Autres obligations périphériques
- Taxe de séjour : souvent collectée et reversée automatiquement par la plateforme pour le compte des hôtes, mais vérifiez la règle locale et conservez les justificatifs.
- CFE (cotisation foncière des entreprises) : la location meublée est assimilée à une activité professionnelle au sens de la CFE. Des exonérations existent (ex. location très occasionnelle d’une partie de l’habitation principale), mais elles dépendent aussi des délibérations locales.
- Transmissions DAC7 : depuis 2023, les plateformes transmettent chaque année vos revenus et informations aux administrations fiscales européennes. En clair : la declaration impots airbnb ne peut plus passer « sous les radars ».
![]()
Micro ou réel : comment trancher en pratique ?
- Vous encaissez peu et avez peu de charges : le micro-BIC est simple et souvent efficient (notamment si vous êtes éligible à un abattement élevé).
- Vous financez à crédit / gros ameublement / charges substantielles : le réel devient souvent plus favorable grâce à la déduction des charges et amortissements (l’amortissement ne peut pas créer ni augmenter un déficit, mais il réduit sensiblement le résultat). Au réel, vous déclarez via la 2031 puis reportez le résultat en 2042-C-PRO (cases 5NA/5OA/5PA ou 5NY/5OY/5PY).
Pensez à simuler les deux options avant de trancher : une économie d’impôt peut se jouer sur l’amortissement du mobilier, des travaux ou des intérêts d’emprunt.

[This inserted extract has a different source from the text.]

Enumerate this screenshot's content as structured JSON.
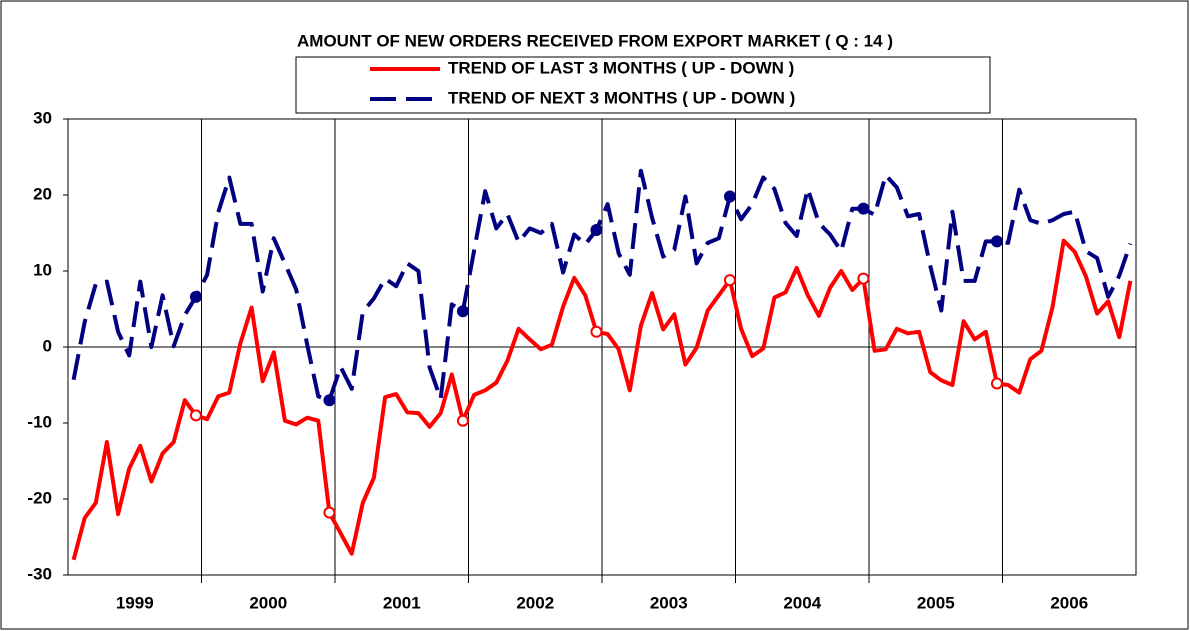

Cette démarche clarifie votre airbnb imposition globale (IR + prélèvements sociaux, voire cotisations le cas échéant).
Checklist express pour une déclaration sans stress
- Recenser 100 % des encaissements (loyers + frais de ménage facturés), au bon exercice ;
- Choisir le bon régime (micro vs réel) à la lumière des seuils/abattements en vigueur ;
- Renseigner la bonne case en 2042-C-PRO (5ND/5OD/5PD, 5NG/5OG/5PG, 5NA/5OA/5PA, etc.) ;
- Vérifier votre situation sociale (seuil 23 000 € en courte durée) ;
- Archiver justificatifs et attestations (classement « meublé de tourisme », taxe de séjour, etc.) ;
- Observer les règles locales (enregistrement, 120 jours maximum sur résidence principale, le cas échéant).
Sources officielles (sans liens)
Impôts (formulaires 2042-C-PRO, notices, régimes LMNP/LMP, cases 5ND/5NG/5NA, contributions sociales) ;
Service-Public (fiches pratiques location meublée, actualités fiscales sur les meublés touristiques) ;
URSSAF (simulateur économie collaborative, obligations sociales selon les recettes) ;
INSEE (définitions et repères macro, utiles pour cadrer l’activité) ;
Gouvernement – informations générales sur les mesures applicables aux meublés de tourisme ;
Collectivités locales – taxe de séjour et règles d’enregistrement ;
AirBnb – informations sur DAC7 et transmission des revenus.